All modern day finishes are considered food safe. There is one point that you have to understand to make this true. After you finish a project it has to dry and cure. The key word here is "cure". They are very different descriptions. Almost always the amount of time it takes a finish to cure is much longer than for it to dry.

Once a finish has a dry film on the surface it is still drying below that top layer. At that point it can be handled but it is not cured. The finished is cured once it is dry all the way. That is when it is food safe.

You should consult the instructions on the finish you are using to see the recommended drying and curing times. Different conditions such as temperature and humidity can delay the time for a finish to cure. A good recommendation is to add a couple days to the given cure time.

Wood magazine examined the MSDS(Material data safety sheet) for one commercially available salad bowl finish. They noted that it contained several chemicals that were known to cause health issues at high enough levels of exposure. Because the levels of these chemicals are under the bad exposure level they are "food safe". The take away from this research is that some commercially available "food safe" finishes are as safe but no safer than any finish that has cured.

That's the good new but now for the bad. If you are selling cutting boards you have to consider what your customers will expect. Some of them will ask how the board was finished. You don't want to try to convince them that  all finishes are food safe. They probably have heard just the opposite. I would rather finish the project with a product that is known to the general public as "food safe".

Mineral oil, pure tung oil, bees wax are just a few products that your customers may have heard were food safe.
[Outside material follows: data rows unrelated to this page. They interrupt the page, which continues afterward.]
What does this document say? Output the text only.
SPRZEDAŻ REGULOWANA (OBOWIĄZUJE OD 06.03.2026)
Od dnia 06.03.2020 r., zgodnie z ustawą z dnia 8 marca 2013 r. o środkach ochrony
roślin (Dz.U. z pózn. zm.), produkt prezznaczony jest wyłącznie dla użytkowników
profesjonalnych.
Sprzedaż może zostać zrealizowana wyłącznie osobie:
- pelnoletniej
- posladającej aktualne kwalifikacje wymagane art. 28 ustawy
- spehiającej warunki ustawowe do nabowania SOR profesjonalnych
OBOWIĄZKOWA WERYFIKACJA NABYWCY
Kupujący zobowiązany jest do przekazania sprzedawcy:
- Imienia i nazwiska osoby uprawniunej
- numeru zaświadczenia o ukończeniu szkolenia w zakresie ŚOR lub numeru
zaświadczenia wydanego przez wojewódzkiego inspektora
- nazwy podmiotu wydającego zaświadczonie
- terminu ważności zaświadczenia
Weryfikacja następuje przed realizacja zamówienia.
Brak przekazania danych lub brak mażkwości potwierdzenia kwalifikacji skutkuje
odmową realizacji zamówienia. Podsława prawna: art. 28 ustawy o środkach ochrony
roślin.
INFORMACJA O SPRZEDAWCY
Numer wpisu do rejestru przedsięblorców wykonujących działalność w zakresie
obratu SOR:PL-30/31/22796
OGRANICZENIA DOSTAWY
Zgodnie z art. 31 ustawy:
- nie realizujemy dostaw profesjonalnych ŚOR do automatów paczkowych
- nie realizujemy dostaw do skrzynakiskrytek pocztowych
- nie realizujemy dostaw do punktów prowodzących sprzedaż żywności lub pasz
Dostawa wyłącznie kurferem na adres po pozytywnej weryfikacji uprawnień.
I would even go so far as to have signage in my booth promoting the food safe finish I used. Make the customer feel comfortable with their purchase. The point of sell is not the time to try to educate unless you want to take your merchandise home.

I know these facts are controversial with some woodworkers. I'm not trying to convince you how to finish your projects that come into contact with food. I am just relaying the information I have read from the most reliable sources I know. Do your own homework and come to your own conclusions.